Ron Wilson's delusion and when to derail the Cheechoo train - NHL Experts B... - NHL - Yahoo! Sports


Greg at Yahoo comments:

As for the roster, the Sharks are making the case for stability. But Chuq Von Rospach - who has his own evaluation of the Wilson situation here -- believes there needs to be some roster shuffling, and Milan Michalek and, surprisingly, Jonathon Cheechoo are his targets:

I think there needs to be some shuffling on the front lines, and it can't be 3rd/4th line guys. To me, the guys who are sometimes scary-awesome and sometimes missing are Mchalek and Cheechoo. They don't seem to be clicking into the system and chemistry of the team consistently. both should have strong market value, and could bring back a top 6 forward. Of perhaps an upgrade at D, if that's what is wanted. I don't think we need to trade both, but I'd listen for offers for either and take one that makes sense.

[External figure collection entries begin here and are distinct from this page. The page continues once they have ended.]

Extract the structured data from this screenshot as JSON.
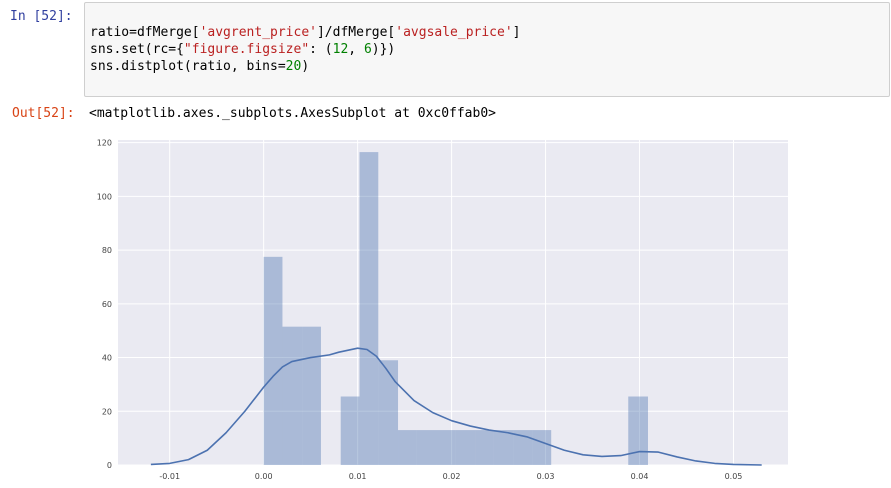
{
  "cell": {
    "in_prompt": "In [52]:",
    "out_prompt": "Out[52]:",
    "code_lines": [
      [
        {
          "t": "ratio=dfMerge[",
          "c": ""
        },
        {
          "t": "'avgrent_price'",
          "c": "str"
        },
        {
          "t": "]/dfMerge[",
          "c": ""
        },
        {
          "t": "'avgsale_price'",
          "c": "str"
        },
        {
          "t": "]",
          "c": ""
        }
      ],
      [
        {
          "t": "sns.set(rc={",
          "c": ""
        },
        {
          "t": "\"figure.figsize\"",
          "c": "str"
        },
        {
          "t": ": (",
          "c": ""
        },
        {
          "t": "12",
          "c": "num"
        },
        {
          "t": ", ",
          "c": ""
        },
        {
          "t": "6",
          "c": "num"
        },
        {
          "t": ")})",
          "c": ""
        }
      ],
      [
        {
          "t": "sns.distplot(ratio, bins=",
          "c": ""
        },
        {
          "t": "20",
          "c": "num"
        },
        {
          "t": ")",
          "c": ""
        }
      ]
    ],
    "output_text": "<matplotlib.axes._subplots.AxesSubplot at 0xc0ffab0>"
  },
  "colors": {
    "axes_bg": "#eaeaf2",
    "grid": "#ffffff",
    "bar_fill": "#4c72b0",
    "bar_alpha": 0.4,
    "kde_line": "#4c72b0",
    "tick_text": "#444444"
  },
  "chart_data": {
    "type": "bar",
    "style": "seaborn distplot (histogram + KDE)",
    "title": "",
    "xlabel": "",
    "ylabel": "",
    "xlim": [
      -0.0155,
      0.0558
    ],
    "ylim": [
      0,
      121
    ],
    "grid": true,
    "legend": "none",
    "xticks": [
      -0.01,
      0.0,
      0.01,
      0.02,
      0.03,
      0.04,
      0.05
    ],
    "xtick_labels": [
      "-0.01",
      "0.00",
      "0.01",
      "0.02",
      "0.03",
      "0.04",
      "0.05"
    ],
    "yticks": [
      0,
      20,
      40,
      60,
      80,
      100,
      120
    ],
    "ytick_labels": [
      "0",
      "20",
      "40",
      "60",
      "80",
      "100",
      "120"
    ],
    "histogram": {
      "bin_edges": [
        0.0,
        0.002,
        0.0041,
        0.0061,
        0.0082,
        0.0102,
        0.0122,
        0.0143,
        0.0163,
        0.0184,
        0.0204,
        0.0225,
        0.0245,
        0.0266,
        0.0286,
        0.0306,
        0.0327,
        0.0347,
        0.0368,
        0.0388,
        0.0409
      ],
      "counts": [
        77.5,
        51.5,
        51.5,
        0,
        25.5,
        116.5,
        39,
        13,
        13,
        13,
        13,
        13,
        13,
        13,
        13,
        0,
        0,
        0,
        0,
        25.5
      ]
    },
    "kde": {
      "x": [
        -0.012,
        -0.01,
        -0.008,
        -0.006,
        -0.004,
        -0.002,
        0.0,
        0.001,
        0.002,
        0.003,
        0.005,
        0.007,
        0.008,
        0.01,
        0.011,
        0.012,
        0.013,
        0.014,
        0.016,
        0.018,
        0.02,
        0.022,
        0.024,
        0.026,
        0.028,
        0.03,
        0.032,
        0.034,
        0.036,
        0.038,
        0.04,
        0.042,
        0.044,
        0.046,
        0.048,
        0.05,
        0.053
      ],
      "y": [
        0.2,
        0.6,
        2.0,
        5.5,
        12.0,
        20.0,
        29.0,
        33.0,
        36.5,
        38.5,
        40.0,
        41.0,
        42.0,
        43.5,
        43.0,
        40.5,
        36.0,
        31.0,
        24.0,
        19.5,
        16.5,
        14.5,
        13.0,
        12.0,
        10.5,
        8.0,
        5.5,
        3.8,
        3.2,
        3.5,
        5.0,
        4.8,
        3.0,
        1.5,
        0.6,
        0.2,
        0.0
      ]
    }
  }
}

Everyone should just be happy Michalek can still eat solid food after that Brenden Morrow hit. As for Cheechoo, he could no doubt bring back something substantial ... as long as opposing general managers don't have access to his postseason stats.

or as long as opposing general managers see the upside Chechoo has, and see their ability to pull it forward in their system. The same exact comment could have been made a year ago about, say, Mike Ribiero in Dallas, no?

And both Michalek and Cheechoo could continue to mature and bloom in San Jose, too. I certainly don't want to see both leave. I'd personally not want to see either leave. But if (as people keep saying, and I don't really disagree) there's a chemistry issue, or a "not clicking" issue among the forwards, then things need to get shuffled; and you don't five a problem with the top six forwards by trading a fourth liner. These are bold and clearly controversial moves -- but if the answer was simple and easy, it'd have been done by now.

I see there are two answers here: leave it alone and expect the team to work itself out, or do something significant to shake it up. Any middle ground is likely to do more harm than good.

A good argument could be made for leaving it alone: the 20 game streak at the end of the season, the key 7th game win against calgary, the comeback against Dallas from 0-3 to the fourth overtime loss in game 6. Those are significant proof points that this team isn't broken.

Yet -- if the goal is to win the stanley cup, I'm just not convinced leaving it alone is enough to get there, not because this isn't a hell of a team, but because it's been shown there are a number of other teams in the league that are also hell of a team (Dallas, Detroit, don't count out Anaheim next year -- just in the west). They aren't going to make it any easier in future years, so if you really want to step past them, you aren't going to do it with baby steps.